Prevalence of LRTIs was found greater in male (54.44%) than in female (36.67%). A similar study in Nigeria showed LRTIs was 54.80% in male and 67.10% in female [6]. Gender has varied impact on bacterial incidence as some studies show higher infection in females [19] while others show more in males [18]. Higher growth reported among men in our study might be due to lifestyle factors like smoking and alcohol consumption [6]. Higher prevalence of infection was seen in the age group 31–45 (56.00%) and 46–60 (55.76%). A similar study by Attia et al. showed the age group 38–65 (53.00%) as the most susceptible for LRTIs [4]. Age group of 46–60 are under more threats of being infected as people in this age group have declined level of immunity and their exposure to the environment is high [21]. In our study, 12.67% of the suspected patients were confirmed to have TB. This rate is similar to the study carried by Ngekeng et al. where it was 13.79% [6]. Tuberculosis infection was significantly associated with bacterial co-infection (p < 0.05). As immunity decreases during active TB, bacteria attack the immune-compromised person more easily as compared to healthier person [22]. In the current study, only 5 (3.33%) people were HIV-infected patients and no any association was observed between having HIV with bacterial incidence (p > 0.05). This study accounted 65.79% bacterial growth from the smokers. This rate is higher than the study carried out by Ngekeng where it was 61.10% [6]. In a study, Attia and his colleagues found the staggering rate of 81.81% where a significant association between smoking and bacterial growth was not noted [4]. The rate of bacterial growth among alcohol consumers was 78.57% in this study, which is 53.9% in a study carried out in Nigeria [6]. Higher prevalence of bacterial growth in those who were habitual to smoking and alcoholism may be because smoking and alcoholism usually increase risk to lower respiratory tract infections by diminishing mucosal immunity [18].

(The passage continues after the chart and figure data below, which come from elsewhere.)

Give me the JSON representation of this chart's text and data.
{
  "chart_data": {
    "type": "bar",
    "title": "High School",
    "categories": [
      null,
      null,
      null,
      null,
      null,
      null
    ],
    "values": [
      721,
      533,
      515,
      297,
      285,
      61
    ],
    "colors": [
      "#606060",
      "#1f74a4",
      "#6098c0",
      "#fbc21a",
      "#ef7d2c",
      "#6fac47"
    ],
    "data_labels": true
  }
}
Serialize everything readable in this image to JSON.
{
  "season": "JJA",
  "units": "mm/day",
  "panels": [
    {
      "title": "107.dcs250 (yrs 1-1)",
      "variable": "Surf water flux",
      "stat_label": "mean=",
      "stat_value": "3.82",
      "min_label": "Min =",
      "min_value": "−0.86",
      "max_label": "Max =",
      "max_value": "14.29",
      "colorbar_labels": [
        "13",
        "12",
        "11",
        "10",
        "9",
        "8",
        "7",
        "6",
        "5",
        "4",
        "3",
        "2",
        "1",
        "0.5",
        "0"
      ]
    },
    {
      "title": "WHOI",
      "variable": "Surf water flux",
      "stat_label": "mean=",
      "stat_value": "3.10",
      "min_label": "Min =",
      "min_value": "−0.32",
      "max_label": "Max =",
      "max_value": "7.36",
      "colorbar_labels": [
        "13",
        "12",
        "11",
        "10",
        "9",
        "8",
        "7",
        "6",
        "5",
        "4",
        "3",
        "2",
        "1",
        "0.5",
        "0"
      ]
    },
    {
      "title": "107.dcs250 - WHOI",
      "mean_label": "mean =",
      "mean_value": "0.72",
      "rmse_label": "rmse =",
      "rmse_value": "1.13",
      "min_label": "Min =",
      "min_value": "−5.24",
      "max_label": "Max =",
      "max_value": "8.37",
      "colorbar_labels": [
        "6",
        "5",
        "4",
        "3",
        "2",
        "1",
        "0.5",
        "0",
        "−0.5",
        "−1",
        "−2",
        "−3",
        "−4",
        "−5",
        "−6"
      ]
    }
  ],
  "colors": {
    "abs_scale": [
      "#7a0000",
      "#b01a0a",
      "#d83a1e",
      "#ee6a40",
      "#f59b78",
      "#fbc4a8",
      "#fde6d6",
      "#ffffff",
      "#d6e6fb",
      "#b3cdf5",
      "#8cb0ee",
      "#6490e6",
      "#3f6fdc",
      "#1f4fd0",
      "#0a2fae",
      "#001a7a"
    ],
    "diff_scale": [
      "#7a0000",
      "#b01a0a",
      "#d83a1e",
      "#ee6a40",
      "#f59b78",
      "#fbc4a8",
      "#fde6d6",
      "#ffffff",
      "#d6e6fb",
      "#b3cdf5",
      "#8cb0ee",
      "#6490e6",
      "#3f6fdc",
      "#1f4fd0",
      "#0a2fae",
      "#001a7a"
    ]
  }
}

The present study documented 55.56% MDR isolates which is higher than a study carried out in Kathmandu (47.57%) [23]. Another study in the same city also showed similar prevalence of MDR isolates (57.50%) [24]. Besides, 26.00% of Gram-negative isolates were ESBL producers in this study, K. pneumoniae being the top contributor. This rate is similar to the one carried out by Pokhrel and his colleagues where the rate was 24.27% with the same organism being dominant. This study also documented 11.43% of Gram-negative isolates as MBL producers. A study carried out in LRTIs patients in Nepal Medical College revealed 5.80% isolates were MBL producers [24]. Another study in Nigeria accounted 4.70% Gram-negative isolates as MBL producer [25].

Conclusions

The current study reveals a bacterial prevalence of 47.33% from the sputum of TB-suspected patients. Out of 150 study subjects, 12.66% (19/150) had pulmonary tuberculosis. Discovery of multidrug resistant bacteria including EBL and MBL producers in the sputum of patients with TB and LRTIs is worrisome and concerned authorities should be more alert to abate their incidence and dissemination.

Limitations

The present study doesn’t indicate whether the TB suspected patients had some other LRTIs such as pneumonia. Also, it does not include other important LRTIs causing bacteria such as H. influenzae and M. catarrhalis.